Corriere 18.1.19
Pensioni, l’allarme dei chirurghi
«In 1.500 diranno addio agli ospedali»
L’appello dei medici: va sbloccato il turn over. In piazza il sit in per il rinnovo del contratto
di Margherita De Bac
Roma
Sono circa 1.500 sui 7.500 dipendenti del servizio pubblico sanitario i
chirurghi che potrebbero decidere di uscire dagli ospedali
approfittando del «quota 100». Significherebbe «la morte della
professione oltreché la chiusura di diversi centri», vede nero Piero
Marini, presidente dell’associazione Acoi che rappresenta gli
specialisti del bisturi, capo dipartimento al San Camillo, il maggiore
polo chirurgico romano.
L’intera categoria dei camici bianchi é in
allarme per il presente e il futuro. Ieri medici, veterinari e
dirigenti sanitari a nome di tutti i sindacati hanno di nuovo
manifestato davanti al ministero della Pubblica amministrazione per
chiedere il rinnovo del contratto di lavoro, bloccato da 10 anni, oltre a
un piano di assunzioni necessarie «a garantire la sopravvivenza del
sistema» e a riconquistare la dignità. Sui cartelli, descritta una
situazione al collasso: «No ad orari di lavoro senza limite, milioni di
giovani senza futuro, 15 ore di straordinari non pagate».
La
giornata si é chiusa con la promessa di un emendamento al decreto sulle
semplificazioni che permetterà di far ripartire il contratto. Per il 25 é
intanto in calendario uno sciopero nazionale.
I chirurghi sono
tra i professionisti più sofferenti. Marini basa la stima dei 1500 addii
all’ospedale anche sulle testimonianze raccolte tra i colleghi: «Le do
per certo che centinaia lasceranno se la scelta non sarà penalizzante ai
fini dell’assegno pensionistico. Non se ne può più».
Marini
chiede che il vuoto lasciato dall’esodo venga colmato dallo sblocco del
turn over, con nuove assunzioni. Altrimenti si rischia di grosso. In due
grossi ospedali della Calabria «due primari sono costretti a sostenere
15 ore di reperibilità notturna a settimana. Non si trova personale per
la chirurgia d’urgenza».
La crisi é legata al problema dei
contenziosi. Il rischio di incorrere in una denuncia da parte dei
pazienti, spiega Marini, «é insostenibile, una ghigliottina sospesa sul
collo. L’ 80% di noi hanno dichiarato di essere molto preoccupati quando
entrano in sala operatoria e ammettono di interrompere l’intervento se
si presentano imprevisti cui dover far fronte con manovre pericolose.
Oppure di non operare affatto».
Il 95% dei procedimenti si
risolvono con un nulla di fatto ma nel frattempo il chirurgo ha
sostenuto il peso anche morale di una causa e di spese legali.
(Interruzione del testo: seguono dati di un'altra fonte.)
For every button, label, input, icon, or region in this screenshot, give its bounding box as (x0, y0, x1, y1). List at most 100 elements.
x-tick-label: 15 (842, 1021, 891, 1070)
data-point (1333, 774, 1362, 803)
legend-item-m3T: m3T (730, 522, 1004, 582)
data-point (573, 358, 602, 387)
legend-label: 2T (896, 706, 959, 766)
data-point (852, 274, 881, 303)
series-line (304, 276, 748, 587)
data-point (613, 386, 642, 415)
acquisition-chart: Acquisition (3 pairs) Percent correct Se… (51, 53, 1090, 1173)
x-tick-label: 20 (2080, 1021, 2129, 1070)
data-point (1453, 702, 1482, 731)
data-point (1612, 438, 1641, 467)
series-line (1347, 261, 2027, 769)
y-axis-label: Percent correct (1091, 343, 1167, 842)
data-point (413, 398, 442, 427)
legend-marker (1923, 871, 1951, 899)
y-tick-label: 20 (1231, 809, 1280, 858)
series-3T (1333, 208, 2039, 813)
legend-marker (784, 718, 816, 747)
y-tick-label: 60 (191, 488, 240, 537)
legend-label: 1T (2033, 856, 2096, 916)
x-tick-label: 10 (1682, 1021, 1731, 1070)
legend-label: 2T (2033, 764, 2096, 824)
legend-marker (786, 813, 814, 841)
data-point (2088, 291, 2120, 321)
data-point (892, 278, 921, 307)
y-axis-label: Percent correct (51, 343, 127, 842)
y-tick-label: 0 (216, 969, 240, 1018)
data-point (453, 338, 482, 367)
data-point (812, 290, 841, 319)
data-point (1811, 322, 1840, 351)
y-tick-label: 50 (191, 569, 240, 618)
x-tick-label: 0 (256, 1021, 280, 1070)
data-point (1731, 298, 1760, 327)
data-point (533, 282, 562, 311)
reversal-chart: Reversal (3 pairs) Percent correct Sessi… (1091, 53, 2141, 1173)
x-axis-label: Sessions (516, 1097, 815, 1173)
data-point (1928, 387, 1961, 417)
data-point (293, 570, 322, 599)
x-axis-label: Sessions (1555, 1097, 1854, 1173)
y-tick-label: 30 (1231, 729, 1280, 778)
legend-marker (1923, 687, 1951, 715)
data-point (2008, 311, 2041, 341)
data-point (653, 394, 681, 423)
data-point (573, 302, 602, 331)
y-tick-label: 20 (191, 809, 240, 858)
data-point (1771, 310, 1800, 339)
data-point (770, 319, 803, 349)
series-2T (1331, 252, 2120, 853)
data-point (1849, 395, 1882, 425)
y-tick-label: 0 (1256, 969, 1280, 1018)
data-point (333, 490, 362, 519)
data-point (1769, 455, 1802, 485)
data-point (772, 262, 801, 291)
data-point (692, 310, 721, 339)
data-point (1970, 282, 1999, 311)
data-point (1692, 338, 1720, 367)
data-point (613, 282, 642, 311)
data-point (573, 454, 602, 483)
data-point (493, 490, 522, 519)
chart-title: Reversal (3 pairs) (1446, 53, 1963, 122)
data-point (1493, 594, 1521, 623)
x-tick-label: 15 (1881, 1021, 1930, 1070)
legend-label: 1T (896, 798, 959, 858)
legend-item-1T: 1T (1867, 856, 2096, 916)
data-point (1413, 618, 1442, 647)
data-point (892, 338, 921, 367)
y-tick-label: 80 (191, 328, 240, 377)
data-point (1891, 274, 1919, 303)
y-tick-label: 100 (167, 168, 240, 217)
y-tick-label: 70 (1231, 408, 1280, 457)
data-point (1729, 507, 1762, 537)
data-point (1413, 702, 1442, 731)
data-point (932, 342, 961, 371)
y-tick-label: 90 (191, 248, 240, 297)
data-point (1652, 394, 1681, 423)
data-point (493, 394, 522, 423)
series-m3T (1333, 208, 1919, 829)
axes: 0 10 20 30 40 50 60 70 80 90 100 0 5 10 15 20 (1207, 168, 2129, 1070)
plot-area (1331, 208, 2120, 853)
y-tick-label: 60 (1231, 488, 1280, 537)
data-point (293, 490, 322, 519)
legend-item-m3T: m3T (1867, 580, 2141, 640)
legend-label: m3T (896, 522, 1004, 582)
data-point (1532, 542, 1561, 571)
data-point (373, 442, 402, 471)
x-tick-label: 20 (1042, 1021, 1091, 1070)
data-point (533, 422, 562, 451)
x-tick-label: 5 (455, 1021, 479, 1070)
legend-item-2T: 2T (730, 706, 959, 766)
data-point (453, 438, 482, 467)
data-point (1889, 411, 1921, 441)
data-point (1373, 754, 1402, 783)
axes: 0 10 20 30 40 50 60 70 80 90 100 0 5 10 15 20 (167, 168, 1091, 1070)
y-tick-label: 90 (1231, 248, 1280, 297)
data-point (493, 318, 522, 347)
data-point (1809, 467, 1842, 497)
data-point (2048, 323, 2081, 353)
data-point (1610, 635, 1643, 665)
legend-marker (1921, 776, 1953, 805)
Il
fenomeno rende meno appetibile la specializzazione in chirurgia.
Nell’ultimo concorso, su 16 mila neolaureati le richieste per ottenere
una borsa di studio sono state appena 90 sulle 350 disponibili. Quelle
non assegnate sono così andate perdute.
Il timore di finire sul
banco degli imputati non é l’unico deterrente. Marini continua: «Si
aggiunge l’insoddisfazione per i programmi formativi. Gli specializzandi
all’interno delle scuole non vengono messi in condizione di operare il
numero di ore necessarie per essere preparati. Quando terminano il corso
nessuno di loro é in grado di entrare nel mondo del lavoro e di
sentirsi sicuri nell’affrontare un intervento».